La porosité des frontières européennes a conduit certains dirigeants politiques au sein du Vieux Continent à plaider pour la fin de l’espace Schengen de libre circulation. En France en tout cas, c’est une demande érigée au rang d’absolue priorité par Marine Le Pen, la candidate de l’extrême droite à l’élection présidentielle. La dirigeante xénophobe a pris prétexte de la crise des réfugiés arrivés par centaines de milliers puis de la série d’attentats qui ont endeuillé la France pour demander la sortie de cet espace qui réunit aujourd’hui 27 pays. Ils n’étaient que cinq à sa création en 1985 : l’Allemagne, la Belgique, la France, le Luxembourg et les Pays-Bas.
En fait, en 2012 déjà, l’ancien président Nicolas Sarkozy avait envisagé une reprise des contrôles aux frontières avec en vue une maîtrise des flux migratoires. Les deux crises de l’année dernière ont conduit des députés du parti Les Républicains (droite) à mettre sur pied une commission d’enquête parlementaire. Elle vient de rendre son rapport, assorti de 32 propositions. Les sénateurs excluent une sortie de l’espace commun qui va se révéler extrêmement onéreuse en termes économiques.

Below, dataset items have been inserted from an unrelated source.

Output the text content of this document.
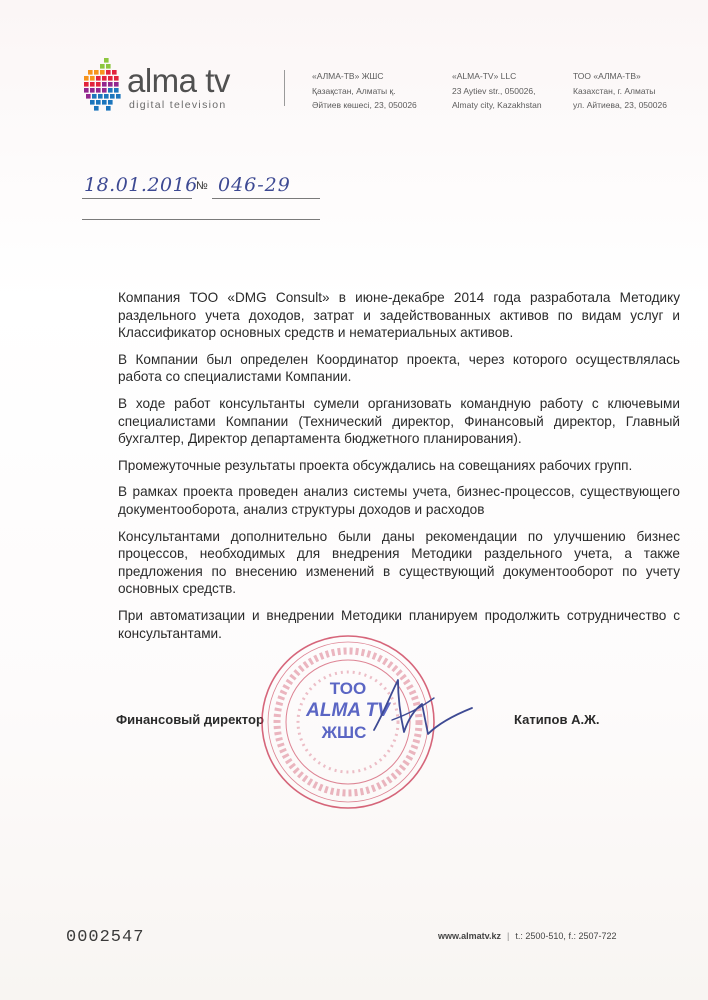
alma tv
digital television
«АЛМА-ТВ» ЖШС
Қазақстан, Алматы қ.
Әйтиев көшесі, 23, 050026
«ALMA-TV» LLC
23 Aytiev str., 050026,
Almaty city, Kazakhstan
ТОО «АЛМА-ТВ»
Казахстан, г. Алматы
ул. Айтиева, 23, 050026
18.01.2016
№ 046-29

Компания ТОО «DMG Consult» в июне-декабре 2014 года разработала Методику раздельного учета доходов, затрат и задействованных активов по видам услуг и Классификатор основных средств и нематериальных активов.

В Компании был определен Координатор проекта, через которого осуществлялась работа со специалистами Компании.

В ходе работ консультанты сумели организовать командную работу с ключевыми специалистами Компании (Технический директор, Финансовый директор, Главный бухгалтер, Директор департамента бюджетного планирования).

Промежуточные результаты проекта обсуждались на совещаниях рабочих групп.

В рамках проекта проведен анализ системы учета, бизнес-процессов, существующего документооборота, анализ структуры доходов и расходов

Консультантами дополнительно были даны рекомендации по улучшению бизнес процессов, необходимых для внедрения Методики раздельного учета, а также предложения по внесению изменений в существующий документооборот по учету основных средств.

При автоматизации и внедрении Методики планируем продолжить сотрудничество с консультантами.

Финансовый директор
ТОО
ALMA TV
ЖШС
Катипов А.Ж.
0002547	www.almatv.kz | t.: 2500-510, f.: 2507-722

« L’abandon, ou le démantèlement de Schengen, qui se traduirait par une restauration permanente des contrôles aux frontières nationales, affecterait directement plusieurs secteurs économiques et aurait des conséquences non négligeables, en France et en Europe, liées aux obstacles à la libre circulation tant des personnes que des marchandises », pointe sans hésiter la commission.
Pour la France, les coûts fixes seraient compris entre 880 millions et 2,1 milliards d’euros en investissements et entre 150,9 et 251,5 millions d’euros par an en coûts de fonctionnement, selon une étude citée par la commission. Au niveau de l’ensemble de l’espace Schengen, les investissements nécessaires s’établiraient entre 7,4 et 19,8 milliards d’euros et les coûts de fonctionnement annuels seraient compris entre 2,2 et 3,6 milliards d’euros.
Plutôt que de démanteler Schengen malgré ses « failles » avérées, la Commission souhaite le renforcer. Première proposition : suspendre l’élargissement de l’espace qu’attendent de rejoindre quatre pays : la Bulgarie, la Roumanie, Chypre et la Croatie. Ensuite, réviser le code frontières Schengen pour autoriser la réintroduction du contrôle aux frontières intérieures pour une durée maximale supérieure à 6 mois en cas de menace persistante pour l’ordre public ou la sécurité intérieure, par exemple pour 2 ans ; au-delà, la prolongation serait soumise à une clause de réexamen.